Here we have to work sentence-wise again. So we iterate all documents, all sentences and than transform each sentence into BIO including all spans that need to be annotated. 

In [None]:
def create_document_database_mapping():
    mapping = {}
    silver_sets = [x for x in listdir('data/') if x.startswith('silver_data')]
    for silver_set in silver_sets:
        new_files = [x for x in listdir(join('data', silver_set)) if not x.startswith('sent')]
        for f in new_files:
            mapping[f.split('.txt')[0]] = re.sub('data', 'standard', silver_set)
    return mapping
    
def get_words(database_name, document, sentence):
    try:
        connection = psycopg2.connect(user="ds626",
                                      password="snorkel",
                                      host="127.0.0.1",
                                      port="5432",
                                      database=database_name)

        cursor = connection.cursor()
        query = "SELECT text, words FROM sentence, document WHERE sentence.document_id=document.id AND document.name=%s AND sentence.id=%s;"

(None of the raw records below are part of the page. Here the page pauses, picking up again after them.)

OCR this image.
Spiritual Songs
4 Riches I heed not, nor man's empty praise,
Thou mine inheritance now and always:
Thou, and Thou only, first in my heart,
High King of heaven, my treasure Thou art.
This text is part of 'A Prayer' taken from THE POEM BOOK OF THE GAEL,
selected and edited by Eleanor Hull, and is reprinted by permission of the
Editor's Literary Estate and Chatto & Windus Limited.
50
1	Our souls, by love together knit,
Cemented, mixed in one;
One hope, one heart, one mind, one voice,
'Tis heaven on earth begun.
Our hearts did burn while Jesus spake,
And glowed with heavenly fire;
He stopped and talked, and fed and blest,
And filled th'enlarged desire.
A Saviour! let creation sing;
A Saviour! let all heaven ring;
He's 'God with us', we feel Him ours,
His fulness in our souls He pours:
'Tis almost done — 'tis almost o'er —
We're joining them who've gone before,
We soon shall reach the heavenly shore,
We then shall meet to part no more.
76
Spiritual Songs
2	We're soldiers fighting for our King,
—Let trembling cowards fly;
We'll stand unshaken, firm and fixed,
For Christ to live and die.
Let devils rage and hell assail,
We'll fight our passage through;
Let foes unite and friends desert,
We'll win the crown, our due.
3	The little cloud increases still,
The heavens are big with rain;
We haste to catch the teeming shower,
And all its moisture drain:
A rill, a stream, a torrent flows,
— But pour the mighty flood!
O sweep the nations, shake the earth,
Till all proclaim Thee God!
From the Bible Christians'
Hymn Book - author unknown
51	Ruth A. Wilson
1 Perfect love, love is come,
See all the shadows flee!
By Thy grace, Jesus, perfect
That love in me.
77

        cursor.execute(query, (document,sentence))
        sents = cursor.fetchall()
        text, words = sents[0]
        return text, words

    except (Exception, psycopg2.Error) as error:
        print("Error fetching data from PostgreSQL table", error)

    finally:
        if (connection):
            cursor.close()
            connection.close()

def create_pos_bio(df, name, document_database_mapping):
    with open(join('data', '{}_data.txt'.format(name)), "w") as out_data, open(join('data', '{}_labels.txt'.format(name)), "w") as out_labels:
        doc_names = set(df['doc'])
        for idx, doc_id in enumerate(doc_names):
            if idx % 500 == 0:
                print("Working on doc {}: {}".format(idx, doc_id))
            doc_sentences = df.loc[df.doc == doc_id]
            for sent_id in set(doc_sentences['sent_id']):
                words_string = ''
                labels_string = ''
                text, words = get_words(document_database_mapping[doc_id], doc_id, sent_id)
                multi_sentences = doc_sentences.loc[doc_sentences.sent_id == sent_id]
                spans = []
                for index_test, row_test in multi_sentences.iterrows():
                    beg_off = int(row_test['beg_off'])
                    end_off = int(row_test['end_off'])
                    span = row_test['span']
                    text_span = text[beg_off:end_off+1]
                    #if span != text_span:
                    #    print("Error: text spans do not match: {} and {}. In {} sentence {}".format(span, text_span, doc_id, sent_id))
                    spans.append([span, beg_off, end_off])
                previous_off = 0
                current_off = 0
                remaining_text = text
                for word in words:
                    if word == ' ':
                        pass
                    elif word == '\n':
                        words_string += '\n'
                        labels_string += '\n'
                        out_data.write(words_string)
                        out_labels.write(labels_string)
                    else:
                        previous_off = current_off
                        words_string += ' ' + word
                        current_off += len(word) 
                        span_matched = False
                        for s in spans:
                            if previous_off == s[1]:
                                # begin
                                labels_string += ' B-software'
                                span_matched = True
                            elif previous_off >= s[1] and previous_off <= s[2]:
                                # inside
                                labels_string += ' I-software'
                                span_matched = True
                        if not span_matched:
                            labels_string += ' O'
                        #print(word)
                        #print(len(word))
                        #print(text)
                        #print(words_string)
                        #print(remaining_text)
                        #print(text)
                        remaining_text = remaining_text.split(word, maxsplit=1)[1]
                        current_off += len(remaining_text) - len(remaining_text.lstrip(' '))
                        remaining_text = remaining_text.lstrip(' ')

In [None]:
document_database_mapping = create_document_database_mapping()

In [None]:
create_pos_bio(df, 'pos_silver_samples', document_database_mapping)